Nun zeichnet sich diese Debatte erneut in Österreichs Innenpolitik ab. Auslöser war eine Aussage von August Wöginger, der im Interview mit dem „Standard“ Kritik am europäischen Asylrecht äußerte: „Auch die Menschenrechtskonvention gehört überarbeitet.“ Mittlerweile sei man in einer anderen Situation, „als es vor ein paar Jahrzehnten der Fall war, als diese Gesetze geschrieben wurden“, argumentierte der Klubobmann der ÖVP im Nationalrat.

Länder widersprechen Regierung

Welche Aspekte der Menschenrechtskonvention Wöginger genau überarbeiten wolle und ob er sich hier auch einen Alleingang Österreichs vorstellen könne, wollte der ÖVP-Klub auf VN-Anfrage nicht beantworten. Auch auf die Absage von Vertreterinnen der Bundesregierung – Verfassungsministerin Karoline Edtstadler (ÖVP) und Justizministerin Alma Zadić (Grüne) bezeichneten die EMRK als „nicht verhandelbar“ – reagierte die Sprecherin nicht. Stattdessen verwies sie auf die Aussagen verschiedener Landesparteiobleute der Volkspartei.

Diese unterstützen Wögingers Vorstoß größtenteils, auch wenn sie fast unisono betonten, an Menschenrechten im Allgemeinen nicht rütteln zu wollen: „Die Auslegung der EMRK durch manche Gerichte hat mit dem Grundgedanken aber oft nur mehr wenig zu tun“, erklärte jedoch etwa Niederösterreichs Landeshauptfrau Johanna Mikl-Leitner. Ihr Vorarlberger Amtskollege, Markus Wallner, schlug in eine ähnliche Kerbe. An den Grundsätzen der Konvention sei „nicht zu rütteln“, die über die Jahre gewachsene Rechtssprechung bereite aber Schwierigkeiten.
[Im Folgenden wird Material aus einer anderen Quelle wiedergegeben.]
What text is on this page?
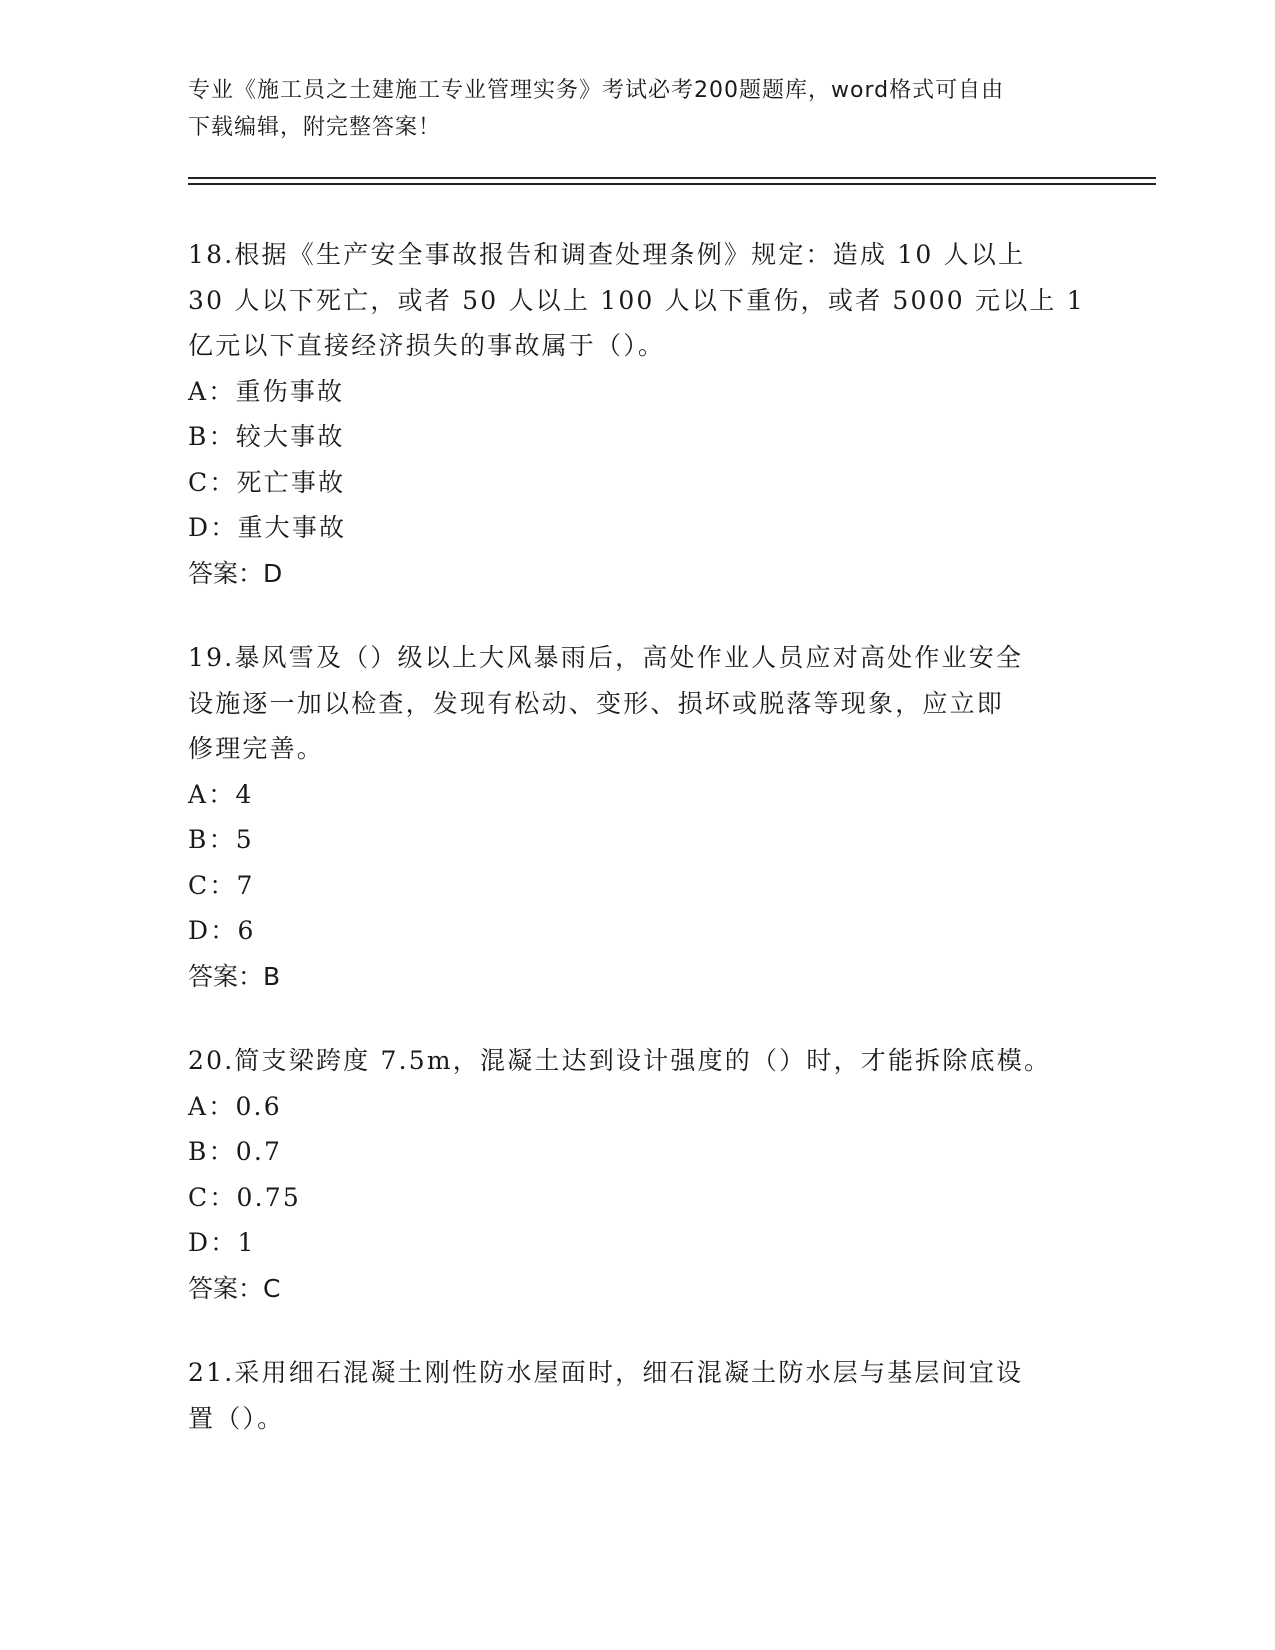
专业《施工员之土建施工专业管理实务》考试必考200题题库，word格式可自由
下载编辑，附完整答案！

18.根据《生产安全事故报告和调查处理条例》规定：造成 10 人以上

30 人以下死亡，或者 50 人以上 100 人以下重伤，或者 5000 元以上 1

亿元以下直接经济损失的事故属于（）。

A：重伤事故

B：较大事故

C：死亡事故

D：重大事故

答案：D

19.暴风雪及（）级以上大风暴雨后，高处作业人员应对高处作业安全

设施逐一加以检查，发现有松动、变形、损坏或脱落等现象，应立即

修理完善。

A：4

B：5

C：7

D：6

答案：B

20.简支梁跨度 7.5m，混凝土达到设计强度的（）时，才能拆除底模。

A：0.6

B：0.7

C：0.75

D：1

答案：C

21.采用细石混凝土刚性防水屋面时，细石混凝土防水层与基层间宜设

置（）。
Unverständnis bei Politologin

Den Vorstoß nicht nachvollziehen kann Politologin Kathrin Stainer-Hämmerle: “Menschenrechte sind unteilbar und unverhandelbar.” Diese Garantie sei ein Konsens der Demokratie, neben freien Wahlen und einem funktionierenden Rechtsstaat. Auch politisch könne sie den Schritt nicht nachvollziehen, betont sie gegenüber deN VN: “Da gibt es überhaupt keine Scheu, billigste Anlasspolitik zu machen.” Es sei natürlich nicht Aufgabe der Politik, “vor einer vermeintlichen Mehrheitsmeinung und der Angst vor der FPÖ” zu kapitulieren. Dieses in Frage stellen von Menschenrechten sei ein zutiefst populistischer Zug: “Ich verstehe auch nicht, warum alle den Zorn den Wählerinnen und Wähler fürchten. Ich glaube schon, dass in Österreich viele dafür sind, dass man Flüchtlingen hilft.”

Die EMRK gilt für alle Menschen und steht in Österreich im Verfassungsrang. Andreas Müller, Völkerrechtsexperte an der Universität Innsbruck, betont aber, dass die Themen des aktuellen Vorstoßes gar nicht im Rahmen der Menschenrechtskonvention zu diskutieren wären, sondern Teil des gesamten EU-Asylrechtes seien. Die kritisierte Judikatur des Europäischen Gerichtshofs für Menschenrechte sei bereits in den 1980er-Jahren erstmals getroffen worden und Teil des “Europäischen Selbstverständnisses”. Die Umsetzung der vermeintlichen Zielvorstellung sei im Moment aber undenkbar: “Die EMRK ist ein Vertrag von 46 Staaten. Für eine Änderung bräuchte es politischen Willen, der so nicht existiert”, erklärt er den VN.